Police special forces arrested two men suspected of planning an attack on a shopping mall in Oberhausen in the West German state of North Rhine-Westphalia, police said on Friday.
The suspects, two brothers aged 28 and 31 who were born in Kosovo, were arrested in the city of Duisburg after information provided by security sources, police said in a statement.
Acting on a tip-off from the intelligence services, police were deployed to the shopping complex and a nearby Christmas market in the western city of Oberhausen late Thursday, they said.
Authorities are probing how far along the suspected attack plan was and whether anyone else was involved.
The mall that was targeted, CentrO, is one of the largest in Germany with around 250 shops that are usually packed in the run-up to Christmas.

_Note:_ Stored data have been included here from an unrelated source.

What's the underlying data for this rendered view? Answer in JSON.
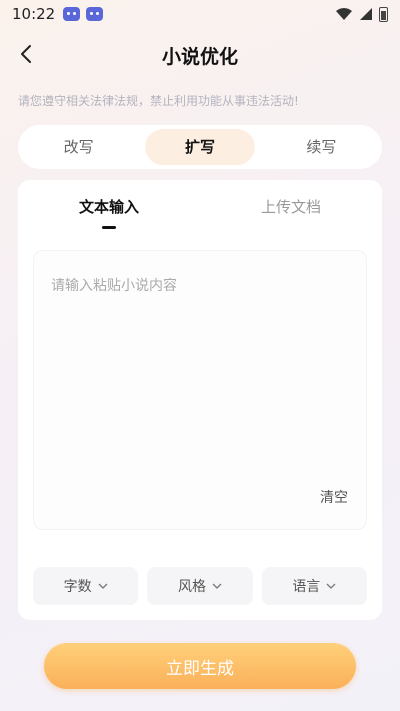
{
  "status": {
    "time": "10:22"
  },
  "header": {
    "title": "小说优化"
  },
  "notice": "请您遵守相关法律法规，禁止利用功能从事违法活动!",
  "mode_tabs": [
    {
      "label": "改写"
    },
    {
      "label": "扩写"
    },
    {
      "label": "续写"
    }
  ],
  "active_mode": "扩写",
  "input_tabs": [
    {
      "label": "文本输入"
    },
    {
      "label": "上传文档"
    }
  ],
  "editor": {
    "placeholder": "请输入粘贴小说内容",
    "clear_label": "清空"
  },
  "options": [
    {
      "label": "字数"
    },
    {
      "label": "风格"
    },
    {
      "label": "语言"
    }
  ],
  "generate_label": "立即生成",
  "colors": {
    "accent_start": "#ffd07a",
    "accent_end": "#fbb05a",
    "active_tab_bg": "#fdeee2"
  },
  "icons": [
    "back-arrow-icon",
    "wifi-icon",
    "signal-icon",
    "battery-icon",
    "chevron-down-icon",
    "game-controller-icon"
  ]
}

The arrests came just before police killed the man believed to be the suspect in the Berlin Christmas market truck attack, 24-year-old Anis Amri, in a shoot-out in a suburb of the northern Italian city of Milan on Friday.
Daesh has claimed responsibility for the assault -- their deadliest yet carried out on German soil.
Police say they are certain it was Amri who steered the 40-tonne lorry after finding his identity papers and fingerprints inside the cab, next to the corpse of its registered Polish driver who was killed with a gunshot to the head.
Chancellor Angela Merkel said she was "proud of how calmly most people reacted" to Germany's deadliest attack in years and voiced confidence Amri would be arrested soon.